Huh, another name is conspicuously absent from McNabb's recollection of failed Shanahan quarterbacks. But who? WHO? Who. Could. It. Be. Hmm...

* He forgot to add "because we looked it up on Wikipedia this morning while we were preparing this measured rant" to the end of the phrase. Donovan didn't know the overtime rules. He surely doesn't know that Plummer lost in the AFC championship to the Steelers.

"What type of offense do you run with [RGIII]? Is it the spread offense that you try to continue to flourish that he's been successful in? Or are you going to have him in a foxhole with a makeshift offensive line and keep bringing in receivers, you have a solid tight end in Fred Davis that you need to feature, what are we going to see?"

The only thing missing from this segment was video of McNabb sharpening his axe. He's taking a Bunyanesque swing at his old coach but, judging by his recent play, he probably came up short and barely hit Shanahan's feet.

"I don't think it's a great fit. [...] If this doesn't work this year, we don't see a splash like a Cam Newton splash, this could be it."

Just to reiterate: McNabb thinks that if RGIII isn't an instant success and doesn't match one of the greatest rookie seasons in the history of football, then Mike Shanahan is out in Washington. Remember that. It will be useful later.

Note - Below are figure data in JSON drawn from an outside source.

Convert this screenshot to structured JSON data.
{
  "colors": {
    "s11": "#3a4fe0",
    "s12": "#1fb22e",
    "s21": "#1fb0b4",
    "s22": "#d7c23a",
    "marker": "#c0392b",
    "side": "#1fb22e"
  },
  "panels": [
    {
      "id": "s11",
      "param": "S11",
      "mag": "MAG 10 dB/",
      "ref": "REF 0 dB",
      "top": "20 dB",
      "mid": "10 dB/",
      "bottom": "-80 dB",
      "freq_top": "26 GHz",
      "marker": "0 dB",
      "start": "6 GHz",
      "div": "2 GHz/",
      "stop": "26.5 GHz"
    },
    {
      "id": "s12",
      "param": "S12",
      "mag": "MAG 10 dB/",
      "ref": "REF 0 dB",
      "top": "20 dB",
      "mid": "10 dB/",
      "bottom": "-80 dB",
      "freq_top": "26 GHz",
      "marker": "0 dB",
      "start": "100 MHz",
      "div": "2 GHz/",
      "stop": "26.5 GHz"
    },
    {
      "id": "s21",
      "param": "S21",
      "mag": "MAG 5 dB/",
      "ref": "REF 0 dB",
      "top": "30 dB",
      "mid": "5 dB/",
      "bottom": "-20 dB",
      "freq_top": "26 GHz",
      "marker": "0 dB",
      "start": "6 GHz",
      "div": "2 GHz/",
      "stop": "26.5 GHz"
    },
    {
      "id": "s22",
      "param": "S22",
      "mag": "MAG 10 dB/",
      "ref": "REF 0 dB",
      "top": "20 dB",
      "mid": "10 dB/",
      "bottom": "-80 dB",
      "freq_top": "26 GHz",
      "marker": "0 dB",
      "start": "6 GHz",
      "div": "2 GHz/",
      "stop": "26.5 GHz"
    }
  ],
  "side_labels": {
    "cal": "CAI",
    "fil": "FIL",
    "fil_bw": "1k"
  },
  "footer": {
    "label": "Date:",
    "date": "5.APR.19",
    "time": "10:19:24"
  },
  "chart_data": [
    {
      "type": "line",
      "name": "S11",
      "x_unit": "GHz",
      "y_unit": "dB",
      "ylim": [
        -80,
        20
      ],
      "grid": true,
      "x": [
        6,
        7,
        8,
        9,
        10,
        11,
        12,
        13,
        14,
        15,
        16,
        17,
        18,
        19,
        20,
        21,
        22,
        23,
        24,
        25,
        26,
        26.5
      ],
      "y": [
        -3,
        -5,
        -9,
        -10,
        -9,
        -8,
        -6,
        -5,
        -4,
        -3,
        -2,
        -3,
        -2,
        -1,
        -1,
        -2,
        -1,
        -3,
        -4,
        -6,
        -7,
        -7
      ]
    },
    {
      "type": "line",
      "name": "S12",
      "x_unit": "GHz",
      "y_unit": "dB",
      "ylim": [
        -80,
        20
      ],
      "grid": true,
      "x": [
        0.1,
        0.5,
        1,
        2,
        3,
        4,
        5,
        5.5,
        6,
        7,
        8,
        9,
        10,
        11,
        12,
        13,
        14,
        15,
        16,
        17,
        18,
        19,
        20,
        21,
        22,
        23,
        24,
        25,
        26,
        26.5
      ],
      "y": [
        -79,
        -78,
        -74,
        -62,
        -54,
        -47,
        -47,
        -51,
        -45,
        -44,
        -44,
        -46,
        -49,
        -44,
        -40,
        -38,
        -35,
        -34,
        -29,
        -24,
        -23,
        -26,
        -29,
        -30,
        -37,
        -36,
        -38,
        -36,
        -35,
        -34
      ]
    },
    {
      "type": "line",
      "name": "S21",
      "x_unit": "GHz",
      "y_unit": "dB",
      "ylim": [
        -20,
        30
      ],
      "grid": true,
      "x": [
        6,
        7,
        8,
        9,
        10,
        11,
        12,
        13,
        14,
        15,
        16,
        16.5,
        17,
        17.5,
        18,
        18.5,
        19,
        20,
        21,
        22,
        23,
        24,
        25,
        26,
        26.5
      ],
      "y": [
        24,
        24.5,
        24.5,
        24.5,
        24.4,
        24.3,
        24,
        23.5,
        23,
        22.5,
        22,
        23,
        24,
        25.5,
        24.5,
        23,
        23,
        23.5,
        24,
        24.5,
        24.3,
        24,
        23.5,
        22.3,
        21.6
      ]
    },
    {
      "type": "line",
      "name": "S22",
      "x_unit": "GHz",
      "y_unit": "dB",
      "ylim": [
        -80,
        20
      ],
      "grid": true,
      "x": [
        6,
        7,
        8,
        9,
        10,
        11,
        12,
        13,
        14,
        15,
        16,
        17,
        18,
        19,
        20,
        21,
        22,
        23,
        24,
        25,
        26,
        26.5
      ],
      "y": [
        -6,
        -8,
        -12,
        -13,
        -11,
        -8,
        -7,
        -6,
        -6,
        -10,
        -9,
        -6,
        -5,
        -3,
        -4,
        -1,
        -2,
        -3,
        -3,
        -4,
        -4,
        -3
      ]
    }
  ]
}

[Ravens coach John Harbaugh says loss to Pats will sting 'forever'

Bayless then asked McNabb whether he had an axe to grind because of the way he was treated in Washington.

"You know what, I do, but I don't. The whole deal about it is, you know, we hear so much about players who move on somewhere, how the next year would be a lot better, give them a chance to learn the offense and understand what we do. Give him a chance to kind of get his feet up under him and get adjusted to the guys -- I never got that chance."

If there's anything 11-year veterans acquired for multiple draft picks and paid millions of dollars need, it's a chance. McNabb was acquired in April. How was he supposed to learn the offense in only five months? It's unreasonable to think any professional athlete could get acclimated to a new system so quickly!

There's also a certain irony in McNabb whining about not getting enough time while advocating for Shanahan's firing after 16 games if RGIII doesn't produce. Surely a coach should get the same chance to "learn" and "understand" and "get his feet up under him" and "get adjusted to the guys" that a player does, right?